Eppur si muove (racismos)

José trabalhava nas obras já há algum tempo. Para trás, muito, os seus amores perfeitos: os livros, o Desassossego do Pessoa. «Ó preto! Anda cá: leva-me este entulho daqui para fora. Mexe-te!»
Tinha vindo como muitos outros, sem destino nem sorte, através de esquemas que lhe tinham custado, a si e aos seus, da miséria o dobro. Mas não hesitara. Oportunidade como a que lhe abrira o cônsul, não surgia todos os dias.

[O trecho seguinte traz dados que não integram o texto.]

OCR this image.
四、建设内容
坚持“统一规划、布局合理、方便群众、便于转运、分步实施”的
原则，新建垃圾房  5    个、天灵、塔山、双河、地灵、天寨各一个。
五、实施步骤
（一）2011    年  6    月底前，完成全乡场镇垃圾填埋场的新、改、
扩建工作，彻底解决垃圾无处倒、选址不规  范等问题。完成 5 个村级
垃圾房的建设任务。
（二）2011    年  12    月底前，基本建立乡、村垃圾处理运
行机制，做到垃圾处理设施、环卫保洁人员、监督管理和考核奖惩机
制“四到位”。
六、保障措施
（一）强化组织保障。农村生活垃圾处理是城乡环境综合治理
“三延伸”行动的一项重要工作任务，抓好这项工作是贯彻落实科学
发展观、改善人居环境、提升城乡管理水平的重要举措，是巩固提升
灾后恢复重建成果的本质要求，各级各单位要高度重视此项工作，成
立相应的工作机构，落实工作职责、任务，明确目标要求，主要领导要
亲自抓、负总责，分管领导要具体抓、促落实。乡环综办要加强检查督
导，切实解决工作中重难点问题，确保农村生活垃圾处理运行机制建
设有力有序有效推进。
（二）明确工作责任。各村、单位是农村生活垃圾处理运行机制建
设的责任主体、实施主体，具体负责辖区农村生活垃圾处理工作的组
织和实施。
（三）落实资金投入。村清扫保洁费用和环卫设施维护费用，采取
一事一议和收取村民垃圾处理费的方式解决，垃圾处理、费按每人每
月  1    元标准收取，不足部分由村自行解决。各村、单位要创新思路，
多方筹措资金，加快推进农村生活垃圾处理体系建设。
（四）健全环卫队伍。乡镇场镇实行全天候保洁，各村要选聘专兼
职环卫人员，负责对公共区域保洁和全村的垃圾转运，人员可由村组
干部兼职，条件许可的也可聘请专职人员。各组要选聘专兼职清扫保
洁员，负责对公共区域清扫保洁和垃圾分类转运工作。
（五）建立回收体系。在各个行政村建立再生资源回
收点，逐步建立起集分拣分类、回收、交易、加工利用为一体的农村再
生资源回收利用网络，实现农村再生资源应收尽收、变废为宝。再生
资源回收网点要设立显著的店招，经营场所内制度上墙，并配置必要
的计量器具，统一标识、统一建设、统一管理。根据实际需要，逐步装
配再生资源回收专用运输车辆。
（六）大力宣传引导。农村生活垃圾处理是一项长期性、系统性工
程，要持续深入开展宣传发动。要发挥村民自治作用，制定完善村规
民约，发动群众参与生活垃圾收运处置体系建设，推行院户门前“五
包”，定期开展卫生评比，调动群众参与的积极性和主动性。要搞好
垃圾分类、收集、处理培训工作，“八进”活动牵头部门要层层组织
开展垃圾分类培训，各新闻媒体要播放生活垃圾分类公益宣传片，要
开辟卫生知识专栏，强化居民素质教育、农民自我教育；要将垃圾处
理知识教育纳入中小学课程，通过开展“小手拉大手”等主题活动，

Sabia bem que, acaso a recusasse, à pária gente ninguém, nem a própria, perdoa a morna e o prejuízo.
Nem sequer estava sozinho. Amigos, conhecidos, primos da sua e de outras paragens, uns já chegados, outros a caminho ou que haveriam de vir, em porões putrefactos dos restos e dos dejectos, acompanhavam-no naquela cilada irrecusável. O que mais o transtornara na viagem, confessou-o mais tarde por carta, sem inocência, a irmã mais nova, ainda esta não tinha entrado na idade das regras, fora a impossibilidade de asseio pessoal. Água, só para beber, e nem para isso sobrava. «Mas a gente habitua-se a tudo».

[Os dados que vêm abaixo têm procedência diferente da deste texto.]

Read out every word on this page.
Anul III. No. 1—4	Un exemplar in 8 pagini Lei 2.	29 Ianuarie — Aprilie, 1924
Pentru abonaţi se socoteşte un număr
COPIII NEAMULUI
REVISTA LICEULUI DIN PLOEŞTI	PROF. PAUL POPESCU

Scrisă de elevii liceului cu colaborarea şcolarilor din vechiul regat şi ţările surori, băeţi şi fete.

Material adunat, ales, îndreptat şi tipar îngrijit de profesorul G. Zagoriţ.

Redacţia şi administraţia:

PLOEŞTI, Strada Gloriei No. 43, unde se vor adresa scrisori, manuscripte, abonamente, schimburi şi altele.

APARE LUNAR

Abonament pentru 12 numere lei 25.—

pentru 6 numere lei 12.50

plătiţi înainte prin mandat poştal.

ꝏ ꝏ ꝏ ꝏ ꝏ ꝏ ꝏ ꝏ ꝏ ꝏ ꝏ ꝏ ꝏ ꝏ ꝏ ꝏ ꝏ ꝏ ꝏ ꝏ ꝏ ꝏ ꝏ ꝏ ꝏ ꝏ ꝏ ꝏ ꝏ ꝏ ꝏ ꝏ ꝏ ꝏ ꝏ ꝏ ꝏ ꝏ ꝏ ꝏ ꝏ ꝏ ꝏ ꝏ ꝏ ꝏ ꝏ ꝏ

«Ó meu preto de merda, o que é que julgas que estás a fazer?! Tira-me essa porra já daqui! Se calhar julgas que hoje não há mais nada para fazer.»
«O cafre é bem escurinho»
, constatava José sem pasmo. No início tinha-o atordoado. O falario daquele mandante desvirtuara a sua natureza previsível. Afinal, a negritude unia-os. Mas algures na avidez da distinção profissional esquecera-o, assim parecia a José, excepto quando falava, comiserativo, com os engenheiros e donos de obra. A arrogância e os ares de cavalgadura dissipavam-se na hora. Mais preto que ele então, sempre.

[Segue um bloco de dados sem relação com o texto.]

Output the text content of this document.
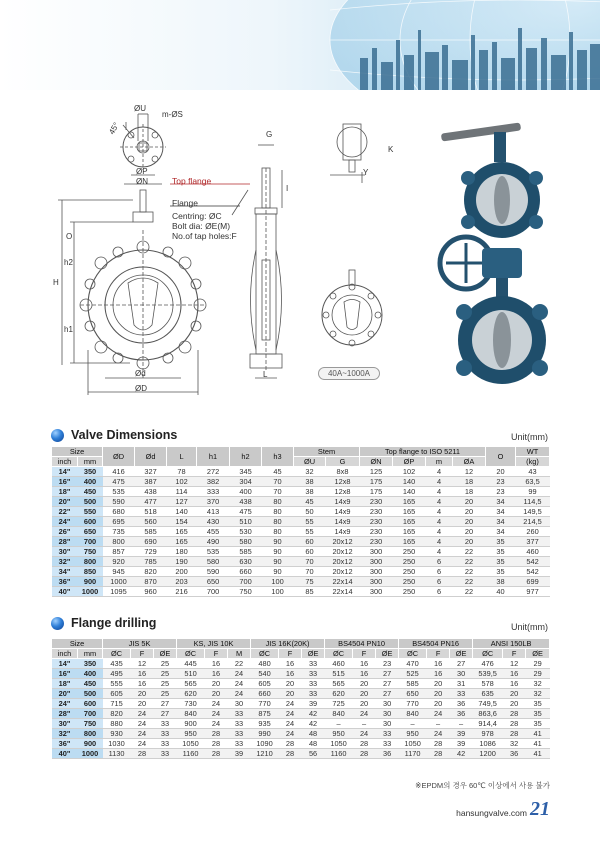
ØU
m-ØS
45°
ØP
ØN
G
K
Y
I
O
H
h2
h1
Ød
ØD
L
Top flange
Flange
Centring: ØC
Bolt dia: ØE(M)
No.of tap holes:F
40A~1000A
Valve Dimensions	Unit(mm)
Size		ØD	Ød	L	h1	h2	h3	Stem		Top flange to ISO 5211				O	WT
inch	mm							ØU	G	ØN	ØP	m	ØA		(kg)
14"	350	416	327	78	272	345	45	32	8x8	125	102	4	12	20	43
16"	400	475	387	102	382	304	70	38	12x8	175	140	4	18	23	63,5
18"	450	535	438	114	333	400	70	38	12x8	175	140	4	18	23	99
20"	500	590	477	127	370	438	80	45	14x9	230	165	4	20	34	114,5
22"	550	680	518	140	413	475	80	50	14x9	230	165	4	20	34	149,5
24"	600	695	560	154	430	510	80	55	14x9	230	165	4	20	34	214,5
26"	650	735	585	165	455	530	80	55	14x9	230	165	4	20	34	260
28"	700	800	690	165	490	580	90	60	20x12	230	165	4	20	35	377
30"	750	857	729	180	535	585	90	60	20x12	300	250	4	22	35	460
32"	800	920	785	190	580	630	90	70	20x12	300	250	6	22	35	542
34"	850	945	820	200	590	660	90	70	20x12	300	250	6	22	35	542
36"	900	1000	870	203	650	700	100	75	22x14	300	250	6	22	38	699
40"	1000	1095	960	216	700	750	100	85	22x14	300	250	6	22	40	977
Flange drilling	Unit(mm)
Size		JIS 5K			KS, JIS 10K			JIS 16K(20K)			BS4504 PN10			BS4504 PN16			ANSI 150LB		
inch	mm	ØC	F	ØE	ØC	F	M	ØC	F	ØE	ØC	F	ØE	ØC	F	ØE	ØC	F	ØE
14"	350	435	12	25	445	16	22	480	16	33	460	16	23	470	16	27	476	12	29
16"	400	495	16	25	510	16	24	540	16	33	515	16	27	525	16	30	539,5	16	29
18"	450	555	16	25	565	20	24	605	20	33	565	20	27	585	20	31	578	16	32
20"	500	605	20	25	620	20	24	660	20	33	620	20	27	650	20	33	635	20	32
24"	600	715	20	27	730	24	30	770	24	39	725	20	30	770	20	36	749,5	20	35
28"	700	820	24	27	840	24	33	875	24	42	840	24	30	840	24	36	863,6	28	35
30"	750	880	24	33	900	24	33	935	24	42	–	–	30	–	–	–	914,4	28	35
32"	800	930	24	33	950	28	33	990	24	48	950	24	33	950	24	39	978	28	41
36"	900	1030	24	33	1050	28	33	1090	28	48	1050	28	33	1050	28	39	1086	32	41
40"	1000	1130	28	33	1160	28	39	1210	28	56	1160	28	36	1170	28	42	1200	36	41
※EPDM의 경우 60℃ 이상에서 사용 불가
hansungvalve.com 21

«Ó meu sacana de preto, já faltou mais para apanhares um pontapé no cu e ires para a rua. Se não queres trabalhar há mais quem. Não te volto a avisar.»
José lá prosseguiu. Sem especial temor. Não havia memória de que o cacarejo alguma vez houvesse desassenhoreado alguém. Fogo de vista a que o espaventoso encarregado se obrigava pela importância de si. Não era criatura inescrutável. Tudo se aplanava na compreensão. Até a boçalidade, por vezes revestida de subserviência, de desembaraçar os intestinos a qualquer um, fazia parte da libido imposta pela situação.
«Sr. José, venha daí rapidamente que está ali a ser montada uma estrutura e é preciso alguém para segurar uns cabos.» A voz estilizada do engenheiro, com um sotaque cuja origem lhe fugia o rigor – «algures do Norte, onde os vês escorregam para bês» – não lhe soara nem pior nem melhor que a do encarregado. Era a dele, engenheiro. Como a de todos os do poderoso ofício que tinha conhecido: na normalidade, álgida e distante.
Não se mudam os lugares e os sentidos de lugar com facilidade. José, avezado pela experiência, adaptara-se. A miséria, como a necessidade feita anseio e virtude, entranha-se na alma e desembainha-se nos encontros sem apelo às dores da verdadeira contingência.